In recent years, we’ve seen an increasing number of Mac apps from China and Russia make a play for American users as well. Foxmail 1.2 (Mac App Store link), the new free email client from Chinese Internet company Tencent, acquits itself better than some foreign imports I’ve seen, with a clean design and a few clever features. But it still doesn’t quite clear the language barrier, and what does make it over that hurdle pales in comparison to other apps closer to home.
Foxmail displayed some HTML messages just fine, but others came through with big chunks missing.
Eerily familiar
On the face of it, Foxmail’s a calm and competent contender for your email attentions. Its IMAP-only setup worked like a charm, and while it doesn’t offer unique ways to sort your mail, it did display all my Gmail tags and folders correctly.

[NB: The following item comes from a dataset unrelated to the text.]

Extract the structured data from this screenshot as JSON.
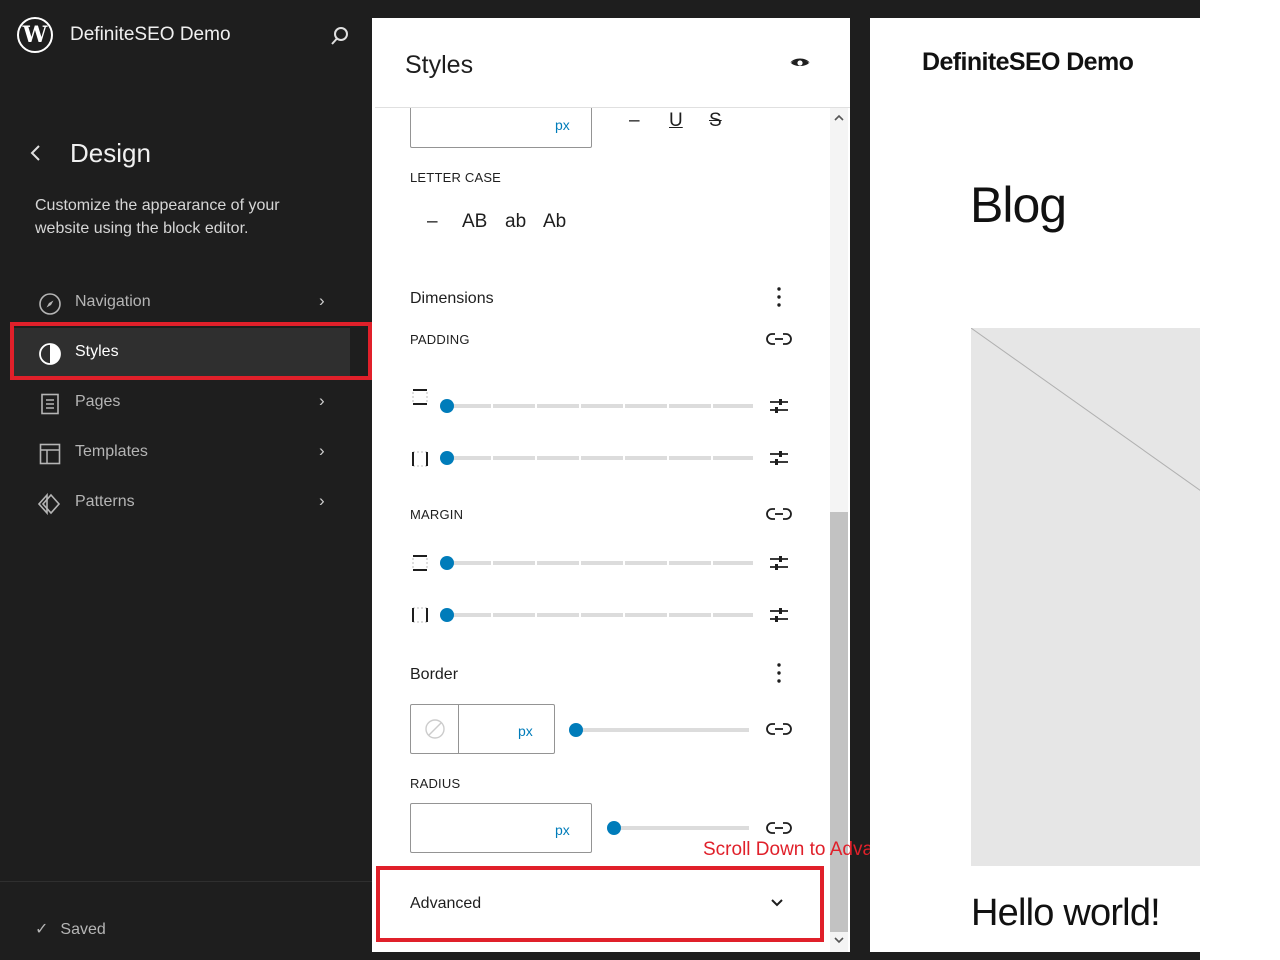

Test enough email apps in a row, and they all begin to blend together. So I can’t say for sure whether the strong, strange sense of déjà vu Foxmail’s look and feel gives me is the result of its designers borrowing heavily from other, similar programs, or just a brain-muddled byproduct of already using so many of its brethren.
Foxmail’s clean, Spartan layout most closely resembles Postbox, but the match isn’t exact. And I could swear I’ve seen another program offer Foxmail’s nifty quick reply feature—just “pull” the message you’re reading downward, and a mini-compose window will appear above it—but I can’t recall where.